Tibetan: Sang gye men la
Dark blue in colour, he is known by the name Vaidurya Prabha Raja, the 'King of Lapis Lazuli (or sapphire) Light.' With one face and two hands he holds in the right, in the mudra (gesture) of generosity, a myrobalan plant (Latin: terminalia chebula. Skt.: haritaki). The left hand placed in the lap is in the mudra of meditation supporting a begging bowl with the open palm. Adorned with the orange and yellow patchwork robes of a fully ordained monk, the left arm covered, he appears in the nirmanakaya aspect of a fully enlightened buddha. Seated in vajra posture above a moon disc, multi-coloured lotus and ornate lion supported throne, Medicine Buddha is surrounded by a bright red nimbus and dark green aureole.
At the top center is the bodhisattva of compassion Avalokiteshvara, white, with one face and four hands; seated in vajra posture. To the left is the buddha Amitabha, red, with the two hands in the gesture of meditation placed in the lap supporting a begging bowl. To the right is Padmasambhava holding in the right hand a vajra and a skullcup and vase in the left. He is richly attired in fine robes and wears a lotus hat.

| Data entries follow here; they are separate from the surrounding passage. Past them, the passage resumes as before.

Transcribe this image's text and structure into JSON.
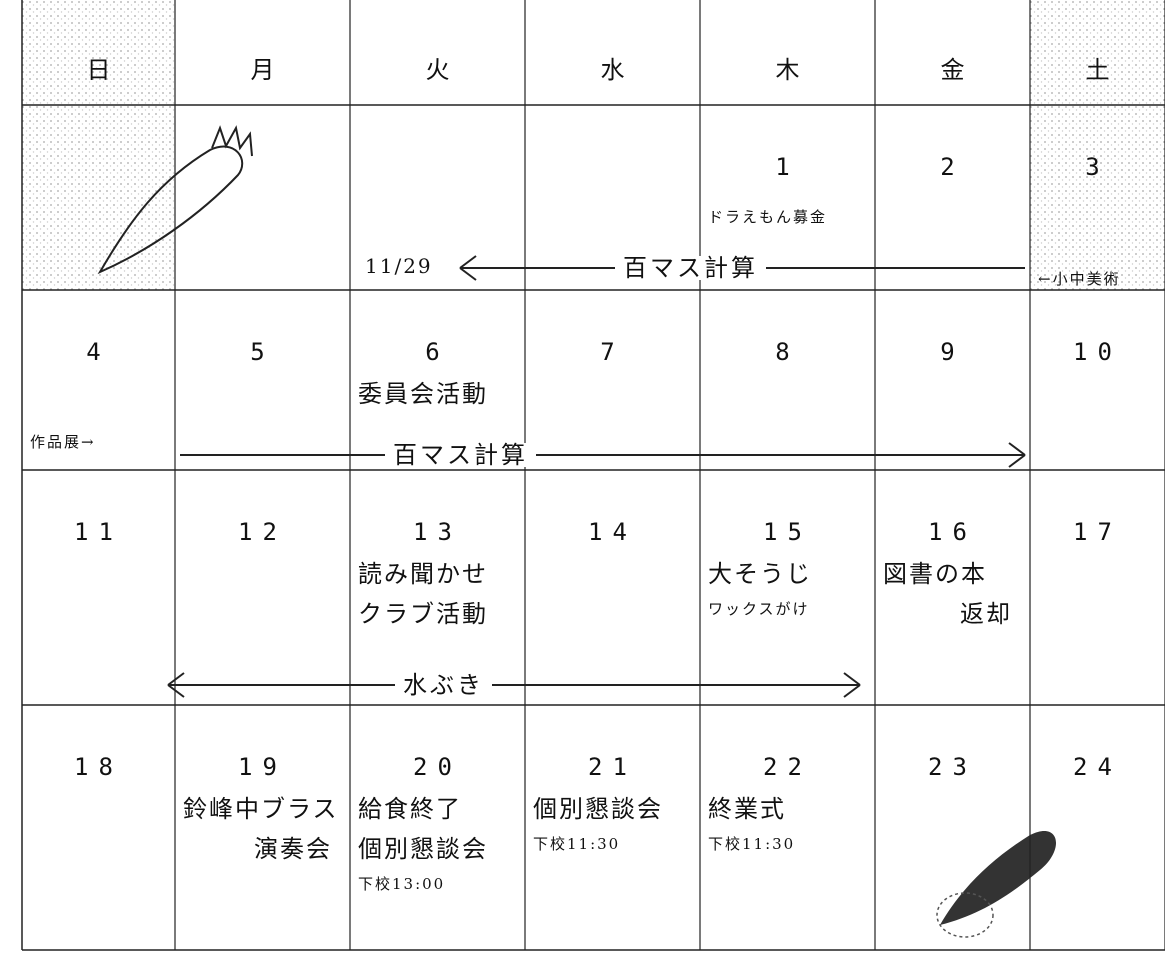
{
  "header": {
    "weekdays": [
      "日",
      "月",
      "火",
      "水",
      "木",
      "金",
      "土"
    ]
  },
  "weeks": [
    {
      "days": [
        null,
        null,
        null,
        null,
        {
          "date": "1",
          "events": [
            "ドラえもん募金"
          ]
        },
        {
          "date": "2",
          "events": []
        },
        {
          "date": "3",
          "events": [
            "←小中美術"
          ]
        }
      ],
      "span": {
        "note": "11/29",
        "label": "百マス計算"
      }
    },
    {
      "days": [
        {
          "date": "4",
          "events": [
            "作品展→"
          ]
        },
        {
          "date": "5",
          "events": []
        },
        {
          "date": "6",
          "events": [
            "委員会活動"
          ]
        },
        {
          "date": "7",
          "events": []
        },
        {
          "date": "8",
          "events": []
        },
        {
          "date": "9",
          "events": []
        },
        {
          "date": "10",
          "events": []
        }
      ],
      "span": {
        "label": "百マス計算"
      }
    },
    {
      "days": [
        {
          "date": "11",
          "events": []
        },
        {
          "date": "12",
          "events": []
        },
        {
          "date": "13",
          "events": [
            "読み聞かせ",
            "クラブ活動"
          ]
        },
        {
          "date": "14",
          "events": []
        },
        {
          "date": "15",
          "events": [
            "大そうじ",
            "ワックスがけ"
          ]
        },
        {
          "date": "16",
          "events": [
            "図書の本",
            "返却"
          ]
        },
        {
          "date": "17",
          "events": []
        }
      ],
      "span": {
        "label": "水ぶき"
      }
    },
    {
      "days": [
        {
          "date": "18",
          "events": []
        },
        {
          "date": "19",
          "events": [
            "鈴峰中ブラス",
            "演奏会"
          ]
        },
        {
          "date": "20",
          "events": [
            "給食終了",
            "個別懇談会",
            "下校13:00"
          ]
        },
        {
          "date": "21",
          "events": [
            "個別懇談会",
            "下校11:30"
          ]
        },
        {
          "date": "22",
          "events": [
            "終業式",
            "下校11:30"
          ]
        },
        {
          "date": "23",
          "events": []
        },
        {
          "date": "24",
          "events": []
        }
      ]
    }
  ]
}
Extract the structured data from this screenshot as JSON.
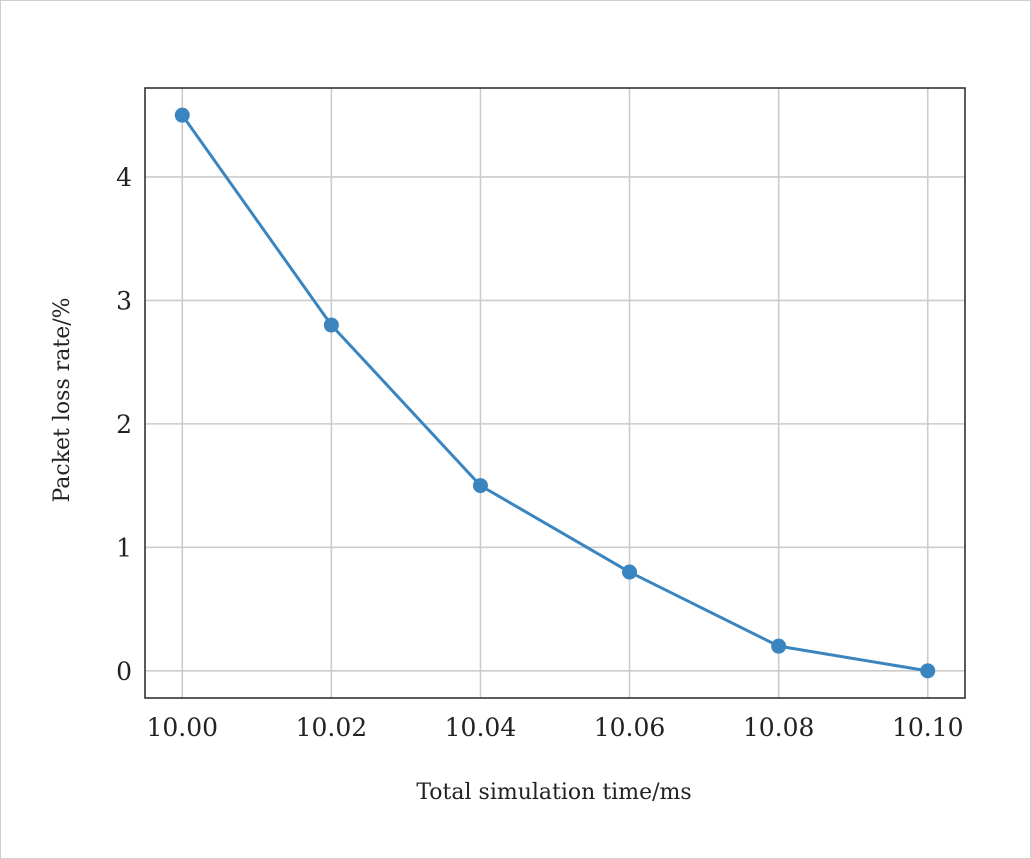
{
  "chart_data": {
    "type": "line",
    "title": "",
    "xlabel": "Total simulation time/ms",
    "ylabel": "Packet loss rate/%",
    "x": [
      10.0,
      10.02,
      10.04,
      10.06,
      10.08,
      10.1
    ],
    "xticks": [
      10.0,
      10.02,
      10.04,
      10.06,
      10.08,
      10.1
    ],
    "xtick_labels": [
      "10.00",
      "10.02",
      "10.04",
      "10.06",
      "10.08",
      "10.10"
    ],
    "yticks": [
      0,
      1,
      2,
      3,
      4
    ],
    "ytick_labels": [
      "0",
      "1",
      "2",
      "3",
      "4"
    ],
    "xlim": [
      9.995,
      10.105
    ],
    "ylim": [
      -0.22,
      4.72
    ],
    "grid": true,
    "series": [
      {
        "values": [
          4.5,
          2.8,
          1.5,
          0.8,
          0.2,
          0.0
        ],
        "color": "#3a85bf"
      }
    ]
  }
}
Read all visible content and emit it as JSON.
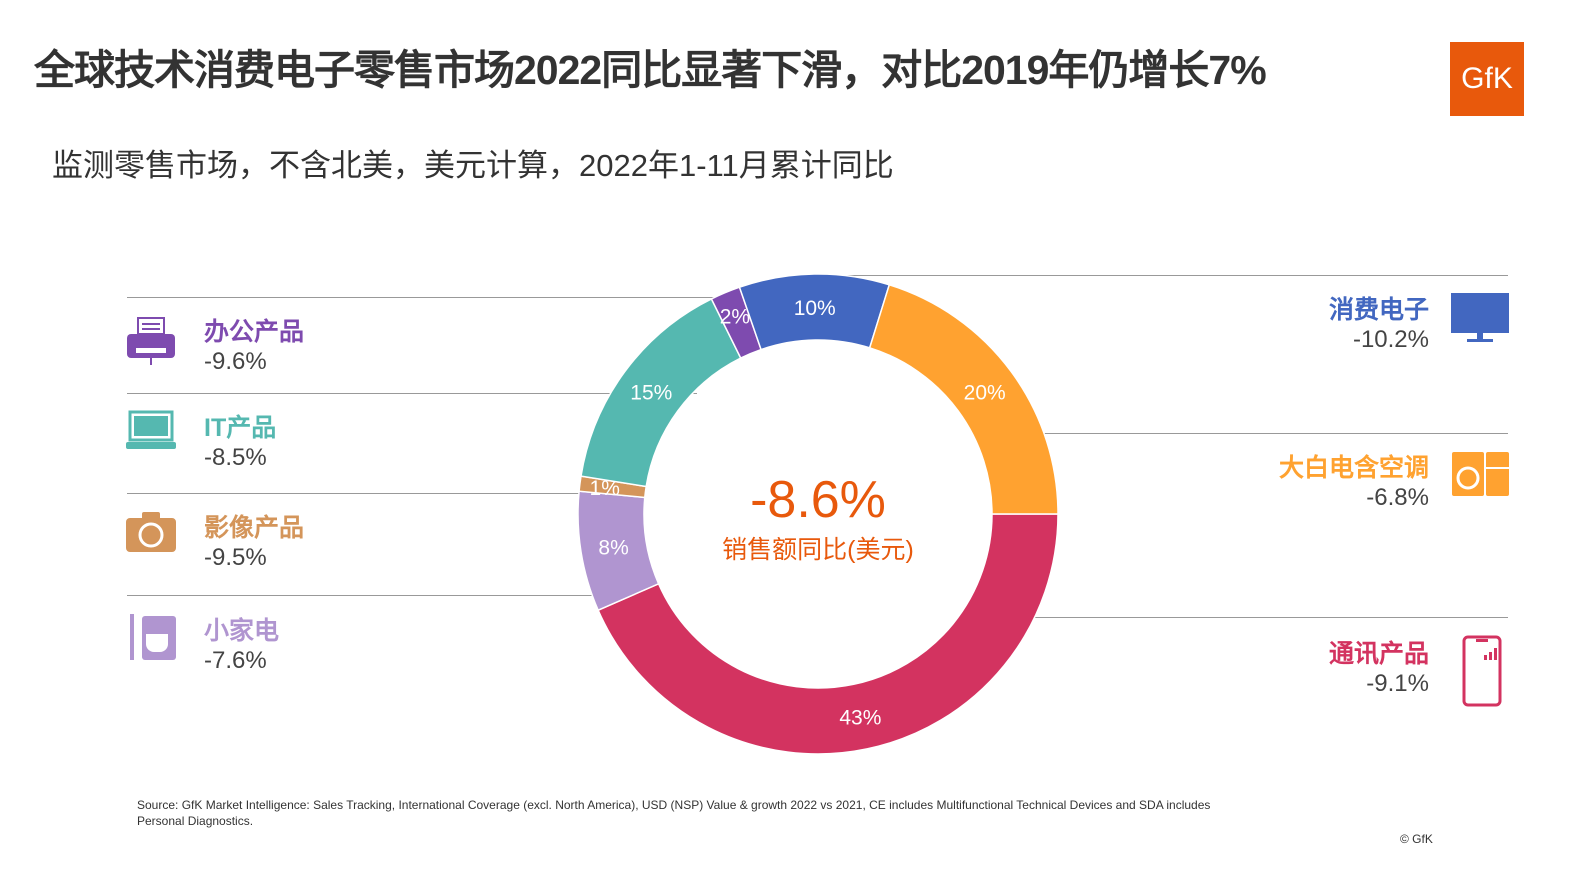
{
  "title": "全球技术消费电子零售市场2022同比显著下滑，对比2019年仍增长7%",
  "subtitle": "监测零售市场，不含北美，美元计算，2022年1-11月累计同比",
  "logo": "GfK",
  "center": {
    "value": "-8.6%",
    "label": "销售额同比(美元)"
  },
  "categories_left": [
    {
      "name": "办公产品",
      "growth": "-9.6%",
      "color": "#7E4BAF",
      "icon": "printer-icon"
    },
    {
      "name": "IT产品",
      "growth": "-8.5%",
      "color": "#55B8B0",
      "icon": "laptop-icon"
    },
    {
      "name": "影像产品",
      "growth": "-9.5%",
      "color": "#D4955A",
      "icon": "camera-icon"
    },
    {
      "name": "小家电",
      "growth": "-7.6%",
      "color": "#B095D0",
      "icon": "mixer-icon"
    }
  ],
  "categories_right": [
    {
      "name": "消费电子",
      "growth": "-10.2%",
      "color": "#4267C0",
      "icon": "tv-icon"
    },
    {
      "name": "大白电含空调",
      "growth": "-6.8%",
      "color": "#FFA230",
      "icon": "washer-fridge-icon"
    },
    {
      "name": "通讯产品",
      "growth": "-9.1%",
      "color": "#D33360",
      "icon": "smartphone-icon"
    }
  ],
  "chart_data": {
    "type": "pie",
    "variant": "donut",
    "categories": [
      "通讯产品",
      "小家电",
      "影像产品",
      "IT产品",
      "办公产品",
      "消费电子",
      "大白电含空调"
    ],
    "values": [
      43,
      8,
      1,
      15,
      2,
      10,
      20
    ],
    "labels": [
      "43%",
      "8%",
      "1%",
      "15%",
      "2%",
      "10%",
      "20%"
    ],
    "colors": [
      "#D33360",
      "#B095D0",
      "#D4955A",
      "#55B8B0",
      "#7E4BAF",
      "#4267C0",
      "#FFA230"
    ],
    "unit": "%"
  },
  "source": "Source: GfK Market Intelligence: Sales Tracking, International Coverage (excl. North America), USD (NSP) Value & growth 2022 vs 2021, CE includes Multifunctional Technical Devices and SDA includes Personal Diagnostics.",
  "copyright": "© GfK"
}
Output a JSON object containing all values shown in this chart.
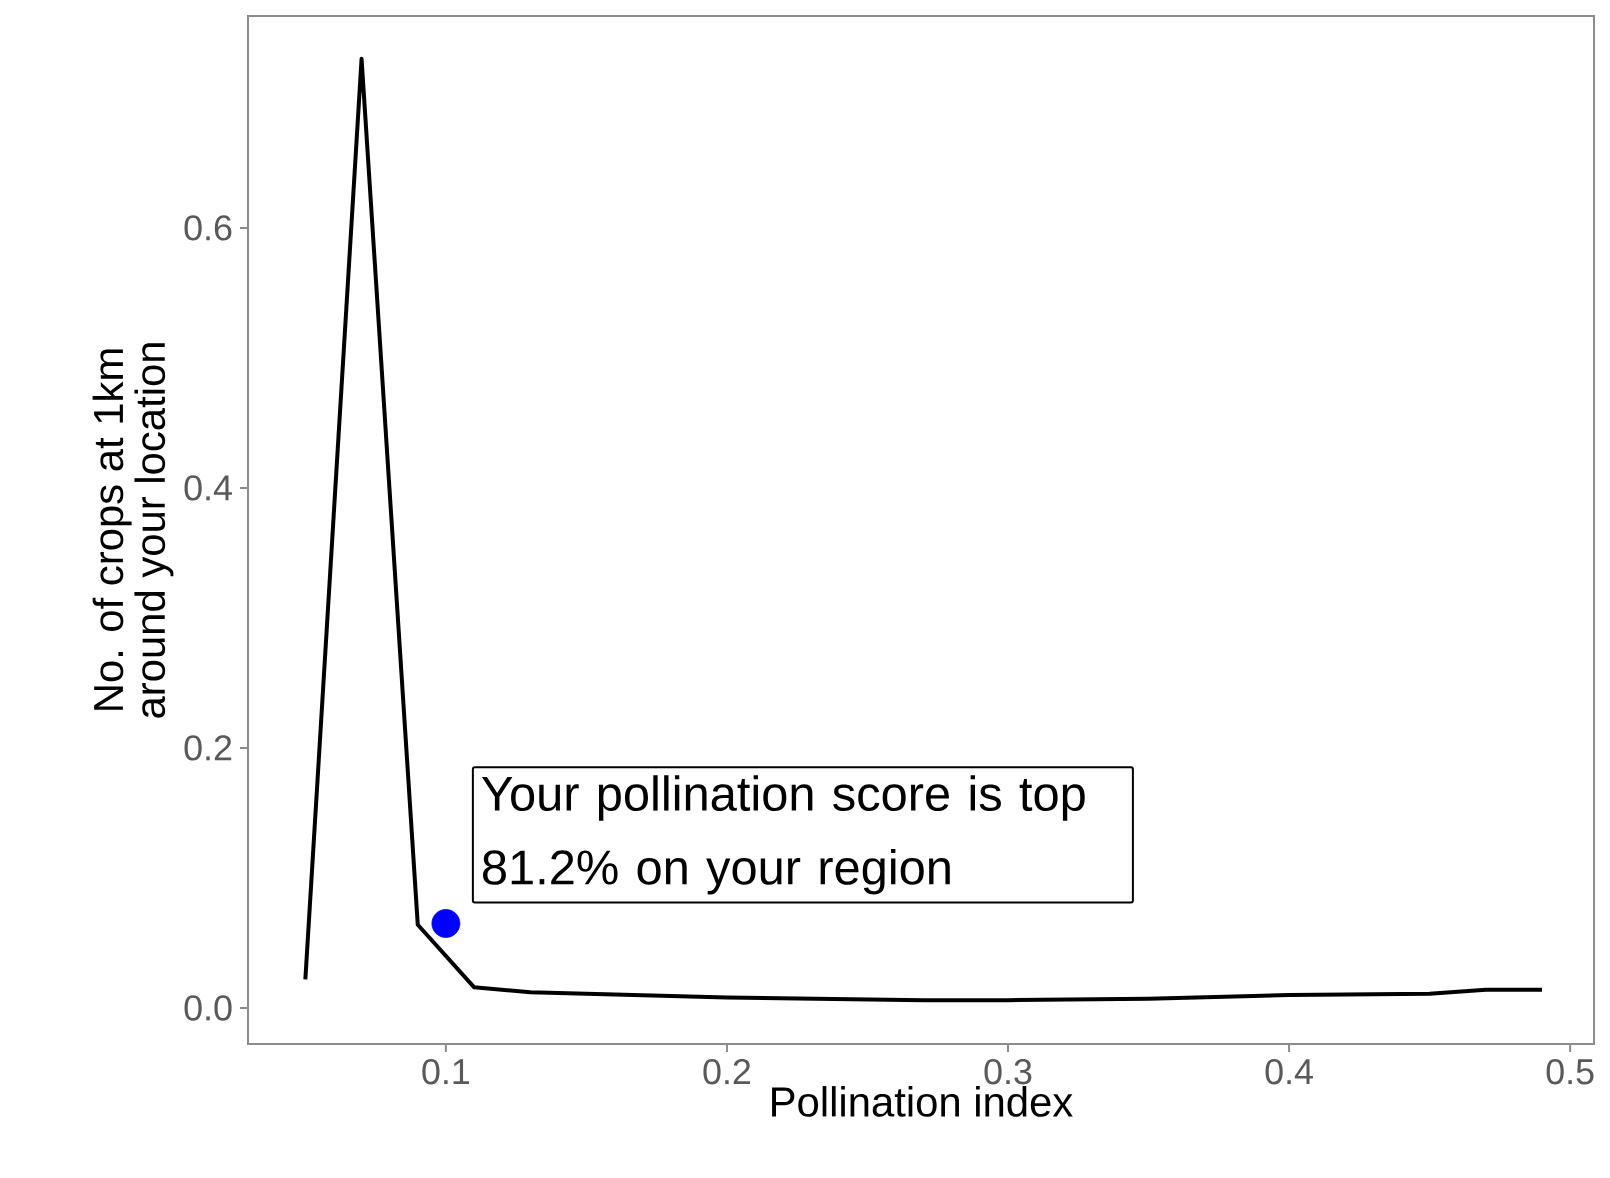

At the bottom left is the deity Amoghapasha, considered an emanation of Avalokiteshavara, white in colour with three faces and four hands. With the two right hands he holds a trident and with the lower performs the gesture of supreme generosity. With the left hand held aloft he performs the gesture of removing fear and in the lower hand holds a lasso. At the bottom right is the wrathful avowed protector Damchen Garwa Nagpo; the main attendant to the protector Dorje Legpa. Blue in colour, with one face and two hands, he holds a hammer in the right and a blacksmiths bellows made of tiger skin in the left. Wearing flowing garments and mounted on a brown goat he stands amidst smoky dark flames.
The form and practice of Medicine Buddha is derived from the Bhaishajyaguru Sutra taught by Lord Shakyamuni. In the Vajrayana Tradition this sutra is classified as a Kriya Tantra. Common to all schools of Tibetan Buddhism Medicine Buddha is especially important to the Tibetan medical traditions.